I was asked on okcupid recently about the difference between swinging and polyamory.
The gentleman who asked the question identifies on the profile as single, and looking for a long-term relationship, but who would not be interested in dating someone who is already with another partner. I wonder where his question came from, so I started to look into his profile a bit more.
I tend to look a the “Unacceptable answers” questions when someone shows interest in what I have to say… and our percentile matches were in the seventies, which is generally pretty high for me. I figured it was worth a couple of minutes of my time.
He is certainly not open to open relationships, based on his answers, but I responded, and I was surprised to get another response almost immediately. If nothing else, I’m helping to explain polyamory to the world at large, one person at a time.
My Response to What’s the Difference between Polyamory and Swinging?
Polyamory and swinging are both forms of ethical non-monogamy, but many would argue that swinging is about only a physical connection (sex outside of a marriage or relationship bond) and polyamory is about multiple emotional attachments.
In today’s world, from my experience at least, many swingers are realizing they want more than just sex, or are realizing they already have an emotional connection to their swinging partners and are accepting polyamory as more of their true relationship structure.
My Response to his follow up of “How does the term open apply?

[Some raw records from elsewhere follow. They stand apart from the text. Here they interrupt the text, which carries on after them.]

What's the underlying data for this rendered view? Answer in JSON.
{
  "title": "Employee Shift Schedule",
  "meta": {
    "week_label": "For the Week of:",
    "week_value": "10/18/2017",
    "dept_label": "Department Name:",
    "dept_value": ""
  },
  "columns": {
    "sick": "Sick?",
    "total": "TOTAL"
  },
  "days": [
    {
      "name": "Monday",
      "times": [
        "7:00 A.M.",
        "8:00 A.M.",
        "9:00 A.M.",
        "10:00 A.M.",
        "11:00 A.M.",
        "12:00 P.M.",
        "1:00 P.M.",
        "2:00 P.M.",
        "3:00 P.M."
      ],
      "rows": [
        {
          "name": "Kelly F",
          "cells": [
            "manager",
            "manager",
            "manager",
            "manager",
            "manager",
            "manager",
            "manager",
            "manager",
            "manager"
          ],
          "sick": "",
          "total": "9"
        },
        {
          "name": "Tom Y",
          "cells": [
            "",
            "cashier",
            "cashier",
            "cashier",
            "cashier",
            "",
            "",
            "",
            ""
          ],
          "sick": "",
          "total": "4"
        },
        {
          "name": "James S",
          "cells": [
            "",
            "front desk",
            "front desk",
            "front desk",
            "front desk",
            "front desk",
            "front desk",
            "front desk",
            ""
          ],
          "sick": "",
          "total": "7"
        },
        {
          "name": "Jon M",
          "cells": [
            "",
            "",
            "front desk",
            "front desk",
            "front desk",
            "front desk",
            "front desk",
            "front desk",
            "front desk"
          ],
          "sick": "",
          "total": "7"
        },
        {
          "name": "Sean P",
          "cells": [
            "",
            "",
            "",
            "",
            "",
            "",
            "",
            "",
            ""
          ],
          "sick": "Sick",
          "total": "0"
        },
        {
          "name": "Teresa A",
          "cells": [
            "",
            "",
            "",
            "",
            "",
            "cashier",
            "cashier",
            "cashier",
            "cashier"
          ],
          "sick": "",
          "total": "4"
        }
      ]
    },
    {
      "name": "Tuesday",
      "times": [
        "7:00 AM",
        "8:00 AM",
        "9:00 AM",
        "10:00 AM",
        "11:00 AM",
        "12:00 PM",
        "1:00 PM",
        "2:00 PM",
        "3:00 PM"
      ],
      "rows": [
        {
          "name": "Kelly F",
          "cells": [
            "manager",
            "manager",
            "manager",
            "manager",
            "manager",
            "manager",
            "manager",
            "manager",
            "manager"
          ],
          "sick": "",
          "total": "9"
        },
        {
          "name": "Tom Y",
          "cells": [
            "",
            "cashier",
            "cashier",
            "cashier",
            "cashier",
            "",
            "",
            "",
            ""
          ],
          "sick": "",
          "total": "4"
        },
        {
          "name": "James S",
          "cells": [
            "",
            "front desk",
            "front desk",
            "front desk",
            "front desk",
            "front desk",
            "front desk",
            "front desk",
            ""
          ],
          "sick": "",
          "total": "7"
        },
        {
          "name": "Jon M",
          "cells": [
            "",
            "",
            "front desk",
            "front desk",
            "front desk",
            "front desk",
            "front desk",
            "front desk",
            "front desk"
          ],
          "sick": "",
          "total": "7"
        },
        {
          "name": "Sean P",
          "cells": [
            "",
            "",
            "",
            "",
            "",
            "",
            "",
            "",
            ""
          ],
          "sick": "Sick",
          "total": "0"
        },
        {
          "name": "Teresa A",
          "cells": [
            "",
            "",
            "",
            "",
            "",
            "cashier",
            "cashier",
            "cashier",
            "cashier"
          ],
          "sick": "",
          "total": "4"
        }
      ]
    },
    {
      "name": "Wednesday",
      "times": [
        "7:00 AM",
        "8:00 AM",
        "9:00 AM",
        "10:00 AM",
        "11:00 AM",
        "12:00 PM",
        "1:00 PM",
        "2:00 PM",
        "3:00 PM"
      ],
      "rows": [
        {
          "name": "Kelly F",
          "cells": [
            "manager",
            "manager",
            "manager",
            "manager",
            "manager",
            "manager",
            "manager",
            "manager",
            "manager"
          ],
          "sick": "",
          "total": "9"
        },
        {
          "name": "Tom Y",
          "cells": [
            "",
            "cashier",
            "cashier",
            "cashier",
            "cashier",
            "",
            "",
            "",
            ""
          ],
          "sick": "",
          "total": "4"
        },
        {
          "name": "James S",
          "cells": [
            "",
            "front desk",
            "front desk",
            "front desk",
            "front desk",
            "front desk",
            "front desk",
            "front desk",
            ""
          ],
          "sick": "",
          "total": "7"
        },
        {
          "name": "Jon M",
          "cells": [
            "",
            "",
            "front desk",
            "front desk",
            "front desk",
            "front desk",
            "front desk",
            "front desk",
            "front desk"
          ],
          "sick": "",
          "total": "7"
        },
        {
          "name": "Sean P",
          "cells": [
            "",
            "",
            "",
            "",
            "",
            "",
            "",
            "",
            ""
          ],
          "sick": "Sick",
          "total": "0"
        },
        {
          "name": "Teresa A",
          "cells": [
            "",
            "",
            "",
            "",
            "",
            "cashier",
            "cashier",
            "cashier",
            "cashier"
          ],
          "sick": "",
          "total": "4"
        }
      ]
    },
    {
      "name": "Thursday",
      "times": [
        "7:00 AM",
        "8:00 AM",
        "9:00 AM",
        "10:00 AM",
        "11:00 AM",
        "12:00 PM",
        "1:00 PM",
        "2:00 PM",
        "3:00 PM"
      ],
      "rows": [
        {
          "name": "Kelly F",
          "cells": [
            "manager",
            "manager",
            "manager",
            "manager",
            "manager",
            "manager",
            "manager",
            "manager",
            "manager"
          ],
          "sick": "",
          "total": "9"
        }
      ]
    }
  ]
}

I view open relationship as you do what you want you’re partner has no say.”
The term “open” has different meanings for everyone, in every kind of relationship. The key is to define “open” in whatever your relationship structure is at the time, and stay cognizant that the definition will most assuredly change over time.
For example, I am in an “open” relationship with my partner, but neither of us is seeing anyone else right now. What the word means to me is that I will feel no shame, guilt, or anxiousness when I want to discuss going out on a date with someone else, and I will do my best to not feel paranoia or anxiousness when he does the same.
Our version of “open” is designed to protect ourselves and each other from pain in any sense of the word.
If I feel restricted, I’ll feel pain from not being true to my nature of loving abundantly. So, while there isn’t a “veto” option in our relationship – and that option exists in many polyamorous relationships – I respect him and work to ensure I am not the source of pain for him, either.
We both need to feel secure in our relationship, and so I have a promise to him and to myself, that I will always listen with a logical mind to his questions and concerns, and when I know that I am not of sound logical mind, that I will do my best to take a step back from the situation to examine my head, my heart, and my emotions closely.
In terms of protecting ourselves, we also have agreements about things like STI testing before certain boundaries are crossed, that there will never be secret meetings between people, and that we promise to focus on one another in ways that will strengthen our relationship if additional people are added to our hearts’ strings.
So, yes, “Open” means that I can see whomever I want, but it does not mean that I will disrespect my partner in any way through that decision, or that if I do, I face consequences I don’t want to face.